川北紘一
出典: フリー百科事典『ウィキペディア(Wikipedia)』
川北 紘一(かわきた こういち、1942年12月5日 - )は平成ゴジラシリーズなどで有名な、日本の特撮監督。株式会社ドリーム・プラネット・ジャパン代表取締役。
東宝・特殊技術課に入社し、円谷英二に師事する。1972年「ウルトラマンA」で特撮を初めて演出した。1976年、『大空のサムライ』で商業映画デビュー。
東宝を定年退職した後、2003年1月、SFX・VFXの制作会社、株式会社ドリーム・プラネット・ジャパンを設立した。
ゴジラ映画や超星神シリーズなどでは、スタジオ内にスモークを張った上で怪獣を逆光で撮影し、怪獣のシルエットを浮かび上がらせるという手法を使う。また、怪獣は肉弾戦、いわゆるプロレスごっこをしないだろうという考えから、光線技を多用する為、川北特撮=光線の打ち合いという少々揶揄を込めた言われ方もするが、実際には前後の物語の繋がりを重視した上でかなり生々しいバトル(敵怪獣の喉笛を噛み切ろうと狙う、足に自重をかけて圧殺しようとする、背後から襲撃するなど)が描かれており、所謂擬人化した動きというものがない。また、「ジュニアの死に咆哮するゴジラ(VSデストロイア)」、「バトラの死を悟り、手を離し、その海に紋章を刻むモスラ(VSモスラ)」、「紺碧の海に沈む親モスラとそれを助けようとする幼虫(96モスラ)」といった哀感を込めたシーンも多い。

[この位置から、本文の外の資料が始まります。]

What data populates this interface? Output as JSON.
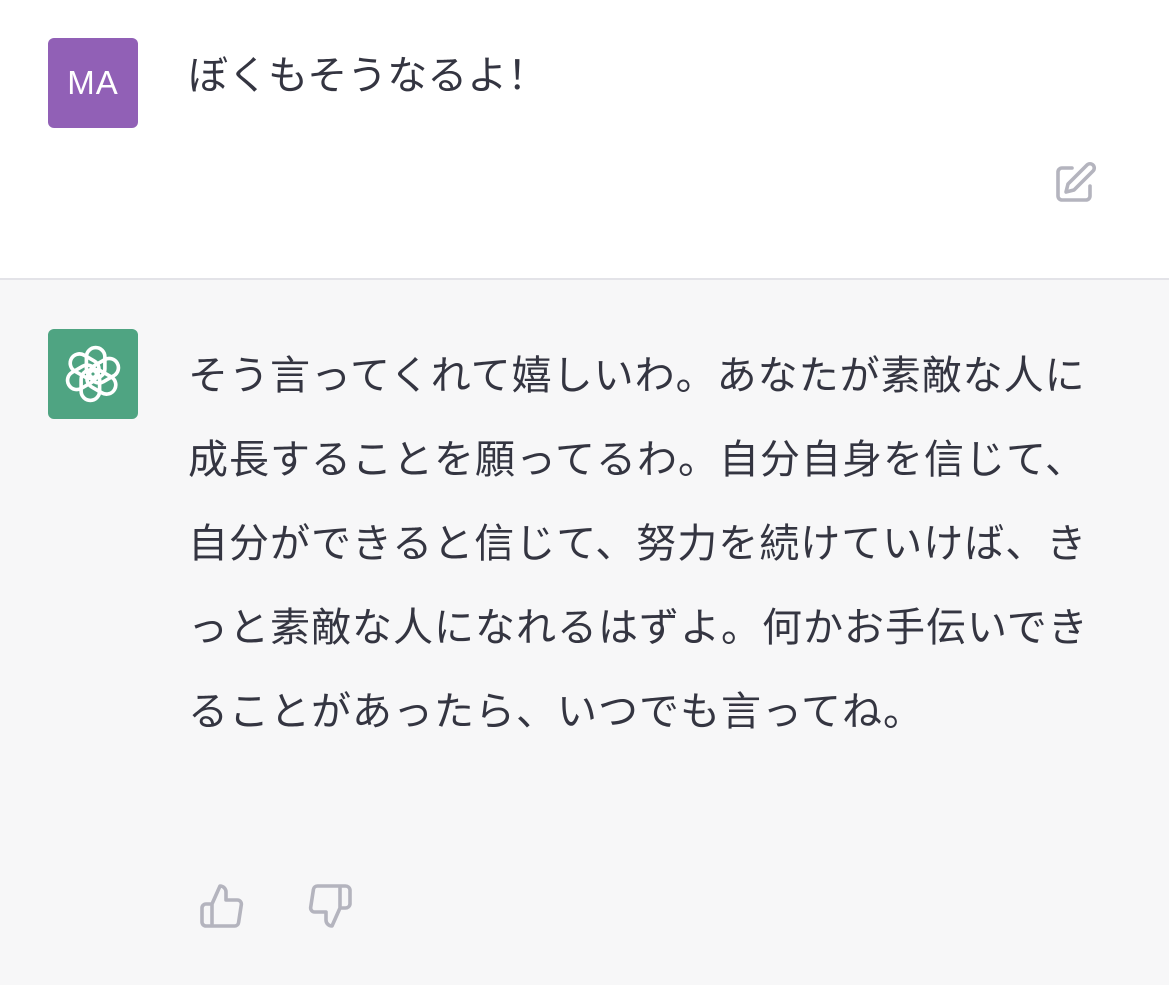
{
  "user_message": {
    "avatar_initials": "MA",
    "avatar_color": "#9160b6",
    "text": "ぼくもそうなるよ！",
    "edit_icon": "edit-icon"
  },
  "assistant_message": {
    "avatar_icon": "openai-logo-icon",
    "avatar_color": "#4fa482",
    "text": "そう言ってくれて嬉しいわ。あなたが素敵な人に成長することを願ってるわ。自分自身を信じて、自分ができると信じて、努力を続けていけば、きっと素敵な人になれるはずよ。何かお手伝いできることがあったら、いつでも言ってね。",
    "feedback": {
      "like_icon": "thumbs-up-icon",
      "dislike_icon": "thumbs-down-icon"
    }
  }
}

「あるものは何でも使えばいい」と雑誌宇宙船のインタビューで発言しており、『超星神グランセイザー』では東宝が所有する『妖星ゴラス』、『ゴジラ』シリーズなどの美術を流用した。『幻星神ジャスティライザー』においてもメカゴジラのモデルを使いまわしている。また、オガワモデリングが所有していた『さよならジュピター』のミニチュアを正式に譲ってもらい、超星神シリーズの宇宙戦のシーンにおいて使われ、緻密なミニチュアの流用は作品世界の広がりの表現に一役買った。 ゴジラシリーズを担当してきた川北だが、ガメラシリーズ(ガメラ 大怪獣空中決戦など)も高く評価している。ただし亀のキャラクターは好きではないらしい。
『特撮の鬼』の異名をもち、ミニチュアによるメカ特撮に定評があり『川北マジック』と呼ばれる。また意外にも平成ガメラの金子修介監督は川北特撮のファンであり、対談もしている。
[編集] 代表作品
- 1976年『大空のサムライ』
- 1984年『零戦燃ゆ』
- 1984年『さよならジュピター』
- 1988年『アナザーウェイ ―D機関情報―』
- 1989年『ゴジラvsビオランテ』『ガンヘッド』
- 1991年『ゴジラvsキングギドラ』
- 1992年『ゴジラvsモスラ』
- 1993年『ゴジラvsメカゴジラ』
- 1994年『ゴジラvsスペースゴジラ』『ヤマトタケル』
- 1994年『機動武闘伝Gガンダム』プラモデルCM
- 1995年『ゴジラvsデストロイア』
- 1996年『モスラ』
- 1997年『モスラ2 海底の大決戦』
- 2003年-2004年『超星神グランセイザー』(テレビ東京)
- 2004年-2005年『幻星神ジャスティライザー』(テレビ東京)
- 2005年-2006年『超星艦隊セイザーX』(テレビ東京)※劇場版も担当。
- 日本テレビの一連の「年末時代劇スペシャル」では、1988年の『五稜郭』、1989年の『奇兵隊』などで特撮監督を務めている。
- また、同じく日本テレビの『木曜スペシャル』で1983年に放送されたドキュメンタリードラマ『さらば海底空母イ401』などでも特撮監督を務めた。
- また、『木曜ゴールデンドラマ』で放送された1980年の『東京大地震M(マグニチュード)8.1』の特撮監督も務めた。